The recommended wavefront size is 64 because there are 16 stream processors per compute unit and each stream processor interleaves 4 threads over 4 clock cycles.
Each stream processor has 4 ALUs. This implies that code that has little instruction parallelism will use little of the available performance. In the worst case, you only use 1/4 of the available ALUs every clock cycle even with 64 threads. This is why float4s are highly recommended if you can get by with them, because they trivially expose independent calculations (in addition to higher bandwidth from global memory and textures).

Vector types, VLIW, and wavefront size
settle Sep 1, 2011 9:39 AM (in response to rick.weber)Originally posted by: rick.weber
Originally posted by: fpaboim Cypress had 4 AUs(arithmetic units) + 1 SFU(special function units) while the cayman has 4 AUs which can be rearranged when a SFU is needed to work as 1 AU + 1 SFU (3 AUs are grouped to serve as a SFU). I believe that SFUs in general just weren't being used that much (in relation to AUs that is, technically you still have one SFU per stream processor) so they preferred to do this and get little more space to pack more compute units.
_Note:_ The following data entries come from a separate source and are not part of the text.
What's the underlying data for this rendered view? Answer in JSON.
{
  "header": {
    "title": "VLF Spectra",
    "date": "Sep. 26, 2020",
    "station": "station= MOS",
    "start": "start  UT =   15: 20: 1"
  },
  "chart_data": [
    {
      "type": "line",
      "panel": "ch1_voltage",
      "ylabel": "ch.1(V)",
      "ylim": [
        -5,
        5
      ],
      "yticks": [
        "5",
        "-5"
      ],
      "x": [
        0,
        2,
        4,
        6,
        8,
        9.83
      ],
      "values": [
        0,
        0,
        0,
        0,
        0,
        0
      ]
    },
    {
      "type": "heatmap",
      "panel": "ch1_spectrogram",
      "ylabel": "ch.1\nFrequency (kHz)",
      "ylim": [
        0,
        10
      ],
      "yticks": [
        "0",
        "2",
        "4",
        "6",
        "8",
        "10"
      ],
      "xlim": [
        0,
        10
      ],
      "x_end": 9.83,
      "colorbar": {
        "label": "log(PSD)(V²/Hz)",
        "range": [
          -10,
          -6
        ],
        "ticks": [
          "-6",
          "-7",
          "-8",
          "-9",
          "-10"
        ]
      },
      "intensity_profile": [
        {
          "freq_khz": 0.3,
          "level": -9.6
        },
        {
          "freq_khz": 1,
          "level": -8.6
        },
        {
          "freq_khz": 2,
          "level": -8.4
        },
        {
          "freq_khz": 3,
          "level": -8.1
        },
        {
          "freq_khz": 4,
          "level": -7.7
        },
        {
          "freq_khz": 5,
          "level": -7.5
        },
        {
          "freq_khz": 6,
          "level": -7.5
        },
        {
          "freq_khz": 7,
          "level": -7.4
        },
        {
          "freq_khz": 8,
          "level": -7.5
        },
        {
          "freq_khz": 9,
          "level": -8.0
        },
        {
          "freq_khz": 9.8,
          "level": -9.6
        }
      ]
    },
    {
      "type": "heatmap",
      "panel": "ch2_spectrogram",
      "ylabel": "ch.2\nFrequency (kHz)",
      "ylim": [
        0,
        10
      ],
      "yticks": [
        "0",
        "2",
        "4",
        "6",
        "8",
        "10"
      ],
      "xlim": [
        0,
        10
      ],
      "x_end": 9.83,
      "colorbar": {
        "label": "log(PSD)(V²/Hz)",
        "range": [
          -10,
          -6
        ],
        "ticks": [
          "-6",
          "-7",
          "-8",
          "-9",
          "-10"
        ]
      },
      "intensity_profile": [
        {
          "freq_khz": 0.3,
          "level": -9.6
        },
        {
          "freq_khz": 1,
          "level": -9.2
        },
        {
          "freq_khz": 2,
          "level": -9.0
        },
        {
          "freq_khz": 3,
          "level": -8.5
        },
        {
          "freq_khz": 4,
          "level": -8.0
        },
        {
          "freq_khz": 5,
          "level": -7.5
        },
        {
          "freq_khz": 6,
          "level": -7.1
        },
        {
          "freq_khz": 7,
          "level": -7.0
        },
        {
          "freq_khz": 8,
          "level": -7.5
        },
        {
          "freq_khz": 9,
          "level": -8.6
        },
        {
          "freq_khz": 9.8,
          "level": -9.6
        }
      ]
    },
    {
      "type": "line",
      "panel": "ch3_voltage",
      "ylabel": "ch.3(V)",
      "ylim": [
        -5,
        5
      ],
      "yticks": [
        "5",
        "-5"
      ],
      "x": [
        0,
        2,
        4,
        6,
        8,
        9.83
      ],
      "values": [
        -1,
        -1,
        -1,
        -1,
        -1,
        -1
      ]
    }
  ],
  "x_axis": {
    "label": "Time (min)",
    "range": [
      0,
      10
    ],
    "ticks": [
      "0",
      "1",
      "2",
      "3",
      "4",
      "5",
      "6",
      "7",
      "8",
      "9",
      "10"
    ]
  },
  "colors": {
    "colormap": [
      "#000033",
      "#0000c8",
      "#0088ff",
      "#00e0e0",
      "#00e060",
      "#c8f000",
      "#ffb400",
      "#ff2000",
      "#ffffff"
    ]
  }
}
The recommended wavefront size is 64 because there are 16 stream processors per compute unit and each stream processor interleaves 4 threads over 4 clock cycles.
Each stream processor has 4 ALUs. This implies that code that has little instruction parallelism will use little of the available performance. In the worst case, you only use 1/4 of the available ALUs every clock cycle even with 64 threads. This is why float4s are highly recommended if you can get by with them, because they trivially expose independent calculations (in addition to higher bandwidth from global memory and textures).
I think my misunderstanding originates from thinking the SPU in Cypress (VLIW5) could also execute add, sub, mul, etc. in what would seem to work best on float5. However, if the SPU can only execute functions like sin, cos, exp, etc. then I understand why it's float4. Can you confirm that the SPU in Cypress (VLIW5) cannot execute add, sub, mul, etc.?
Are there any cases where VLIW5 (4 ALUs + 1 SPU) could be fully used back to back over 4 cycles given that you said the wavefront size is 64? Also, when you say interleave 4 threads over 4 cycles, what exactly is a thread (workitem?) and is that like a waterfall or in lock step?

Vector types, VLIW, and wavefront size
himanshu.gautam Sep 1, 2011 10:02 AM (in response to settle)proper usage of SPU in cypress does not depend on the wavefront size.
To fully utilize VLIW5 of cypress you need to have enough Intruction level parallelism inside your kernel code. To be clear only a single kernel instance runs on a VLIW5.
Although I am not sure about the capabilities of the 5th processing unit in VLIW5.